Last updated on February 10th, 2024 at 07:34 pm
When to use a comma before or after ‘but’?
When to use a comma ( , ) before or after ‘but‘ can depend on the context in which it’s used, but there are still standard rules where you should include a comma before the conjunction but. Let this post clarify when and where to use a comma before the coordinating conjunction, but.
When connecting independent clauses
When you use “but” to join two independent clauses (each of which can stand alone as a sentence), a comma should be placed before “but”. This helps clarify the relationship between the two independent clauses (complete thoughts) that are being connected in a sentence. Here are some common cases when you should use a comma before “but”:
I wanted to go to the movies, but I didn’t have enough money.
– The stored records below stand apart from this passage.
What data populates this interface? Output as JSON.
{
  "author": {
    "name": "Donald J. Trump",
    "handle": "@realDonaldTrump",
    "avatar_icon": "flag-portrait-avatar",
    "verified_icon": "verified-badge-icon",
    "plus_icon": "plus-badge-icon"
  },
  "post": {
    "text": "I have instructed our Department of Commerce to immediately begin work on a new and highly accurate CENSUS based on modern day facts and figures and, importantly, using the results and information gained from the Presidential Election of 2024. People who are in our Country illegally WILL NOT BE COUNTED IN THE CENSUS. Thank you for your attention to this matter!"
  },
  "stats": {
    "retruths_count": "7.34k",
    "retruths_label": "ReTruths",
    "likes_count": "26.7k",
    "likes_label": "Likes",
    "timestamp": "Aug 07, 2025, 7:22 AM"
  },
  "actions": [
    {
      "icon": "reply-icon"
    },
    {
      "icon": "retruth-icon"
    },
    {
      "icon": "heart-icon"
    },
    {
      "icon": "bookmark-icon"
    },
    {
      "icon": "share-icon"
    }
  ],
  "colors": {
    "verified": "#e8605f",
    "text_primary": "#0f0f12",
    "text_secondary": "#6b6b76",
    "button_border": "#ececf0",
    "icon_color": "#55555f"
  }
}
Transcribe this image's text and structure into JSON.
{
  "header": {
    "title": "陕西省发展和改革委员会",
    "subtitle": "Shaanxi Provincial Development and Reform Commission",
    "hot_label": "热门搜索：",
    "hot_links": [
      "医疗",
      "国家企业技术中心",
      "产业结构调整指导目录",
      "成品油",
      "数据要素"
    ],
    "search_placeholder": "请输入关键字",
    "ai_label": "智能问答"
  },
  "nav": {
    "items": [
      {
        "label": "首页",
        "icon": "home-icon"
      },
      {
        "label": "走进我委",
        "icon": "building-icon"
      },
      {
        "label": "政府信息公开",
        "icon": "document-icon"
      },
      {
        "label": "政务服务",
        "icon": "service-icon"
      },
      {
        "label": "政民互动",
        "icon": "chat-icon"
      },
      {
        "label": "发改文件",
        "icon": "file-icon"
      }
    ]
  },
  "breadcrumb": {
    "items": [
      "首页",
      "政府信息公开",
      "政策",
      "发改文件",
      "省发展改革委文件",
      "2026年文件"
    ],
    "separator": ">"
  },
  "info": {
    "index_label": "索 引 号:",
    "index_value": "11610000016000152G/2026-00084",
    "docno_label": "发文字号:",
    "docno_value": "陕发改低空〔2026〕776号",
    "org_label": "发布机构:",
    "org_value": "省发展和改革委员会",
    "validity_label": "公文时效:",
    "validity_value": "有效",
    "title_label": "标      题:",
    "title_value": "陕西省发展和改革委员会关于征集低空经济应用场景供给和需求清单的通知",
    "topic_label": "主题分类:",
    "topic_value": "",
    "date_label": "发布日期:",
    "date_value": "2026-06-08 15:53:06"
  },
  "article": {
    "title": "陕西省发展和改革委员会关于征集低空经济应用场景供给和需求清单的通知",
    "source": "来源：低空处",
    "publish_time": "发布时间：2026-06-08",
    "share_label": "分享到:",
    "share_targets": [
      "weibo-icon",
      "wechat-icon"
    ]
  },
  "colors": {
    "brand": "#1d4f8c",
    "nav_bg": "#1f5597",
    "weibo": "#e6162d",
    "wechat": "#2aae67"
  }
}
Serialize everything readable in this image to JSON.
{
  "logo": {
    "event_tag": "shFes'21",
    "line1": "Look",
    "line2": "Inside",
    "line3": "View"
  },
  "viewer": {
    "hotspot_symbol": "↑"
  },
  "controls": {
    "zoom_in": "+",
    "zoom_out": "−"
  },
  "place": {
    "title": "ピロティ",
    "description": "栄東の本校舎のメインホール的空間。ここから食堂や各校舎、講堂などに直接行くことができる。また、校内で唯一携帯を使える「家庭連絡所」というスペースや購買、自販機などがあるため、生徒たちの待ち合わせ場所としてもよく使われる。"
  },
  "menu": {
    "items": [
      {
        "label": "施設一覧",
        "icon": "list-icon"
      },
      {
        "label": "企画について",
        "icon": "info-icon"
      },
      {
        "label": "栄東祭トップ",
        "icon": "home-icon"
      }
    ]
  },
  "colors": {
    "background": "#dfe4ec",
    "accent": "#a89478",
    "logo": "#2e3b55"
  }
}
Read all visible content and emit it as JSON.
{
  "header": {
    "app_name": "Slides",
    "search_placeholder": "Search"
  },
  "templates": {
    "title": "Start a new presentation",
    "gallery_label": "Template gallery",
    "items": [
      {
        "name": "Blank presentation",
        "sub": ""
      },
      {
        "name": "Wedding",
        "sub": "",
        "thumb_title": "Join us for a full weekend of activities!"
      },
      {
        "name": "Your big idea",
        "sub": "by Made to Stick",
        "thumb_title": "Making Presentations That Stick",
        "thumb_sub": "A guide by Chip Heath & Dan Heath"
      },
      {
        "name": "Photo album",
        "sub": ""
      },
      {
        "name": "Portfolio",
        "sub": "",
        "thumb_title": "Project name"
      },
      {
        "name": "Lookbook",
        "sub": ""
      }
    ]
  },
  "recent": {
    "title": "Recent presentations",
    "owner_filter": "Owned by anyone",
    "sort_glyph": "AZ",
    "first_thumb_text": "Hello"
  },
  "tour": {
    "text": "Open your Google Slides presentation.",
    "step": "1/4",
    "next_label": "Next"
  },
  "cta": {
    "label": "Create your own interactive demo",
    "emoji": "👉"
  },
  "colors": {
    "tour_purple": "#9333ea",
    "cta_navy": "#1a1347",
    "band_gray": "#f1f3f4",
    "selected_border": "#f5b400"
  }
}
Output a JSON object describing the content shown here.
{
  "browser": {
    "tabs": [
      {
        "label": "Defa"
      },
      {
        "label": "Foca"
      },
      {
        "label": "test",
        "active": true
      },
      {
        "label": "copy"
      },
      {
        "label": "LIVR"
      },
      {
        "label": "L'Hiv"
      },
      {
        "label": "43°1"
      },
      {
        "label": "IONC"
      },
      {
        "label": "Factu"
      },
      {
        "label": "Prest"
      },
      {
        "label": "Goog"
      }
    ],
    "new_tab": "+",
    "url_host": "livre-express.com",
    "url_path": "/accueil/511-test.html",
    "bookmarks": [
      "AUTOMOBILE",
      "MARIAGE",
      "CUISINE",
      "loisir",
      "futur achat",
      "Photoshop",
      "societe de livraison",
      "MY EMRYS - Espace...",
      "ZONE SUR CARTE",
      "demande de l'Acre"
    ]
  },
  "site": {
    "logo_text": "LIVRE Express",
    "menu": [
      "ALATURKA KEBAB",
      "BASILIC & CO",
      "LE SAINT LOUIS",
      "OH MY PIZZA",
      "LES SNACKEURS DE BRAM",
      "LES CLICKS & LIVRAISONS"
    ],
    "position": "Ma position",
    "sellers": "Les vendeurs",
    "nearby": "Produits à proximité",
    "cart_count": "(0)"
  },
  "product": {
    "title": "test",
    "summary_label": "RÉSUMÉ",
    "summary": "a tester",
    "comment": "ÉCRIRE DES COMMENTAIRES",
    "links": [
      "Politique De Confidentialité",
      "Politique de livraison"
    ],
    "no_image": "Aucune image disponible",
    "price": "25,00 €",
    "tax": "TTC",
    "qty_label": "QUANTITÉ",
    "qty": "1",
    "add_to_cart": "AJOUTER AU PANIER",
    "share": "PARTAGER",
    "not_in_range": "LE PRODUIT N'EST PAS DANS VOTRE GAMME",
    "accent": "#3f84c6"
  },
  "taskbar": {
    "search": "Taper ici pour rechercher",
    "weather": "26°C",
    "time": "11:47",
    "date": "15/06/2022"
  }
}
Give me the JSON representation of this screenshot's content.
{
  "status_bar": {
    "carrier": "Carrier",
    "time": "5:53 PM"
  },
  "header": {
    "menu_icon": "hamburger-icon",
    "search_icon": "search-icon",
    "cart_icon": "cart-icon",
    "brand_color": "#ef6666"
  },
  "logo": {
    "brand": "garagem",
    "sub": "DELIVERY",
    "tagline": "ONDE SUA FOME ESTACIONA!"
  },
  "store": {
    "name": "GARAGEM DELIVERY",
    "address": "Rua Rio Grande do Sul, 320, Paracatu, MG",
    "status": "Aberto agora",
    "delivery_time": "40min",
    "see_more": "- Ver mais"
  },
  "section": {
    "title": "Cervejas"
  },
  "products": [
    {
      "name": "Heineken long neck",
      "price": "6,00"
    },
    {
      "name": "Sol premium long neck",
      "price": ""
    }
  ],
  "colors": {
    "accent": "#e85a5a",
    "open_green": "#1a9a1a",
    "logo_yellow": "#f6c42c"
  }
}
She studied for hours, but she still didn’t do well on the test.
I want to go to France this year, but my kids want to go to Italy.
How can you tell if there are two independent clauses? If you can separate the clauses or string of words that come before ‘but’ and after into two standalone sentences, then they are independent clauses. For example, let’s take a look at the sentences above:
I wanted to go to the movies. I didn’t have enough money.
She studied for hours. She still didn’t do well on the test.
I want to go to France this year. My kids want to go to Italy.
Each of these sentences are able to form two independent or standalone sentences. The reason we would combine them into a compound sentence is to show the relationship between the two clauses, and how they are connected.
Introductory Phrases: Sometimes, “but” is preceded by an introductory phrase or adverbial clause that provides context to the sentence. In such cases, a comma can be used before “but.”
After a long day at work, I was tired, but I still went to the gym.
In the end, they decided to go on the trip, but they had some reservations.
Do not to use a comma before but when:
As you might’ve guessed based on the above, we do not use a comma before but if both clauses are not independent or standalone sentences. Also, if “but” is used to connect two short and closely related phrases or if it appears in a compound predicate (where the subject is the same for both clauses), a comma is omitted.
Here are some other examples of cases when you don’t need a comma:
The restaurant was fantastic but very expensive.
He can sing but can’t dance.
Sarah has seven cats but only one dog.
See how with each of the above examples, the clause that follows the word but is dependent, meaning it isn’t a complete sentence on its own. Since these sentences use the coordinating conjunction ‘but’ to connect an independent clause with a dependent clause, we do not require a comma before ‘but’ in these cases.
In sentences where “but” is used to connect two actions that share the same subject, a comma is often omitted:
She works hard but plays harder.
He studied for the test but didn’t do well.
When to use a comma after ‘but’?
The cases where we would use a comma after ‘but’ are much more limited. A comma should appear after “but” is when it’s followed by an interrupter, which are phrases added for emphasis, or to qualify the statement in some way.
Teachers do, in fact, change lives.
Queen Victoria was, as they say, a formidable woman.
Interrupters that appear in the middle of a sentence should be offset with commas on either side.
Ultimately, the use of a comma before “but” depends on the structure and meaning of the sentence. If the sentence contains two independent clauses with “but” connecting them or if you want to emphasize a clear contrast, it’s appropriate to use a comma. However, if the clauses are closely related and the meaning is clear without a comma, you can omit it.